Hey, People! Work With Me

Greater honeyguide (photo by Wilferd Duckitt via Wikimedia Commons)
Greater honeyguide (photo by Wilferd Duckitt via Wikimedia Commons)

Domestic birds work for us but here’s a wild bird who chooses to work with us.

Greater honeyguides (Indicator indicator) are wild birds in Africa known for leading humans to honey.  They eat bee eggs, larvae and beeswax but often can’t get at them because the bees fight them off.  So the birds enlist our help, “Hey, humans! Work with me.”

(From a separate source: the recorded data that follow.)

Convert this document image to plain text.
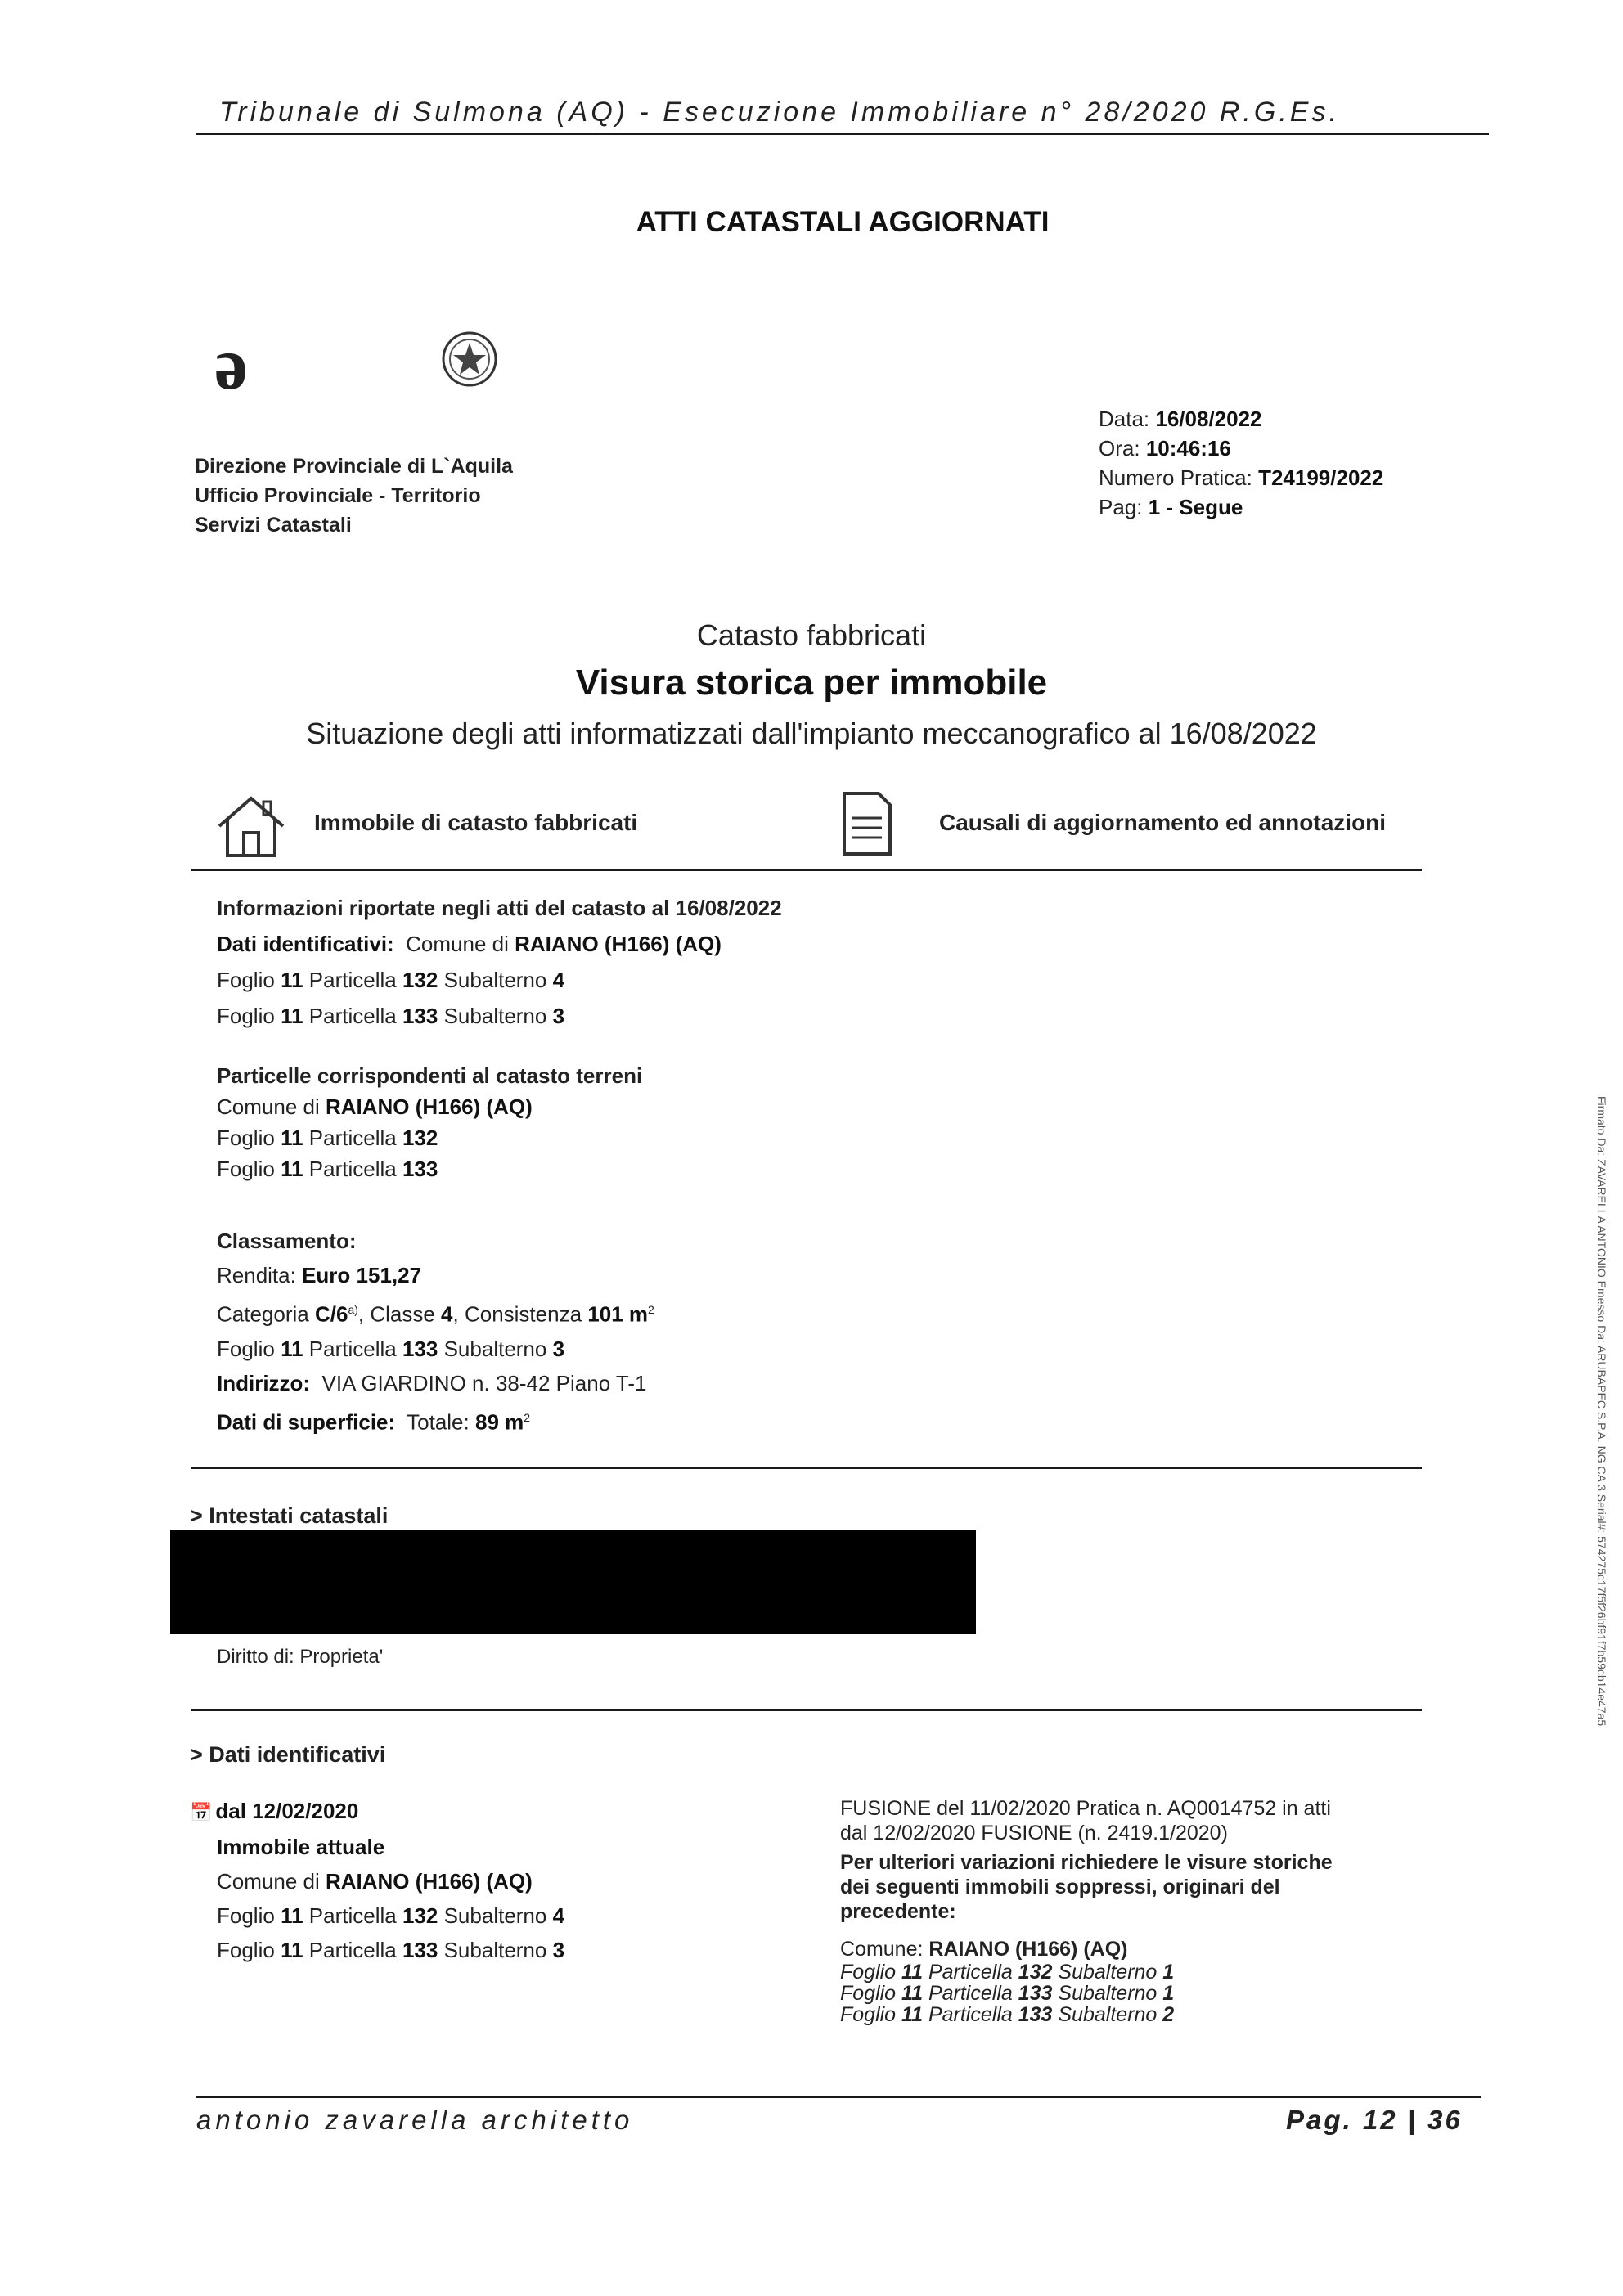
Tribunale di Sulmona (AQ) - Esecuzione Immobiliare n° 28/2020 R.G.Es.
ATTI CATASTALI AGGIORNATI
ə
Direzione Provinciale di L`Aquila
Ufficio Provinciale - Territorio
Servizi Catastali
Data: 16/08/2022
Ora: 10:46:16
Numero Pratica: T24199/2022
Pag: 1 - Segue
Catasto fabbricati
Visura storica per immobile
Situazione degli atti informatizzati dall'impianto meccanografico al 16/08/2022
Immobile di catasto fabbricati	Causali di aggiornamento ed annotazioni
Informazioni riportate negli atti del catasto al 16/08/2022
Dati identificativi: Comune di RAIANO (H166) (AQ)
Foglio 11 Particella 132 Subalterno 4
Foglio 11 Particella 133 Subalterno 3
Particelle corrispondenti al catasto terreni
Comune di RAIANO (H166) (AQ)
Foglio 11 Particella 132
Foglio 11 Particella 133
Classamento:
Rendita: Euro 151,27
Categoria C/6$^{a)}$, Classe 4, Consistenza 101 $m^2$
Foglio 11 Particella 133 Subalterno 3
Indirizzo: VIA GIARDINO n. 38-42 Piano T-1
Dati di superficie: Totale: 89 $m^2$
> Intestati catastali
Diritto di: Proprieta'
> Dati identificativi
📅 dal 12/02/2020
Immobile attuale
Comune di RAIANO (H166) (AQ)
Foglio 11 Particella 132 Subalterno 4
Foglio 11 Particella 133 Subalterno 3
FUSIONE del 11/02/2020 Pratica n. AQ0014752 in atti
dal 12/02/2020 FUSIONE (n. 2419.1/2020)
Per ulteriori variazioni richiedere le visure storiche
dei seguenti immobili soppressi, originari del
precedente:
Comune: RAIANO (H166) (AQ)
Foglio 11 Particella 132 Subalterno 1
Foglio 11 Particella 133 Subalterno 1
Foglio 11 Particella 133 Subalterno 2
antonio zavarella architetto	Pag. 12 | 36
Firmato Da: ZAVARELLA ANTONIO Emesso Da: ARUBAPEC S.P.A. NG CA 3 Serial#: 574275c17f5f26bf91f7b59cb14e47a5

Chattering and fluttering in front of us, honeyguides lead us to the hives where we use smoke to subdue the bees and axes to open the tree trunks where the hives are hidden.  We get the honey.  The honeyguides get the insects and wax.

This active solicitation has gone on for thousands of years.  In July we learned a new twist in the story.

Claire Spottiswoode studied greater honeyguides in Mozambique and found that the solicitation works both ways.  People have a special call that means, “Come, honeyguide! Let’s go look for honey together.” The birds arrive and lead the way.

The calls vary by region. For instance, there’s one sound in Mozambique, another in Tanzania.  Listen to the story on NPR to hear them.

“Hey honeyguide! Come work with me.”

How the birds learned our calls is still unknown.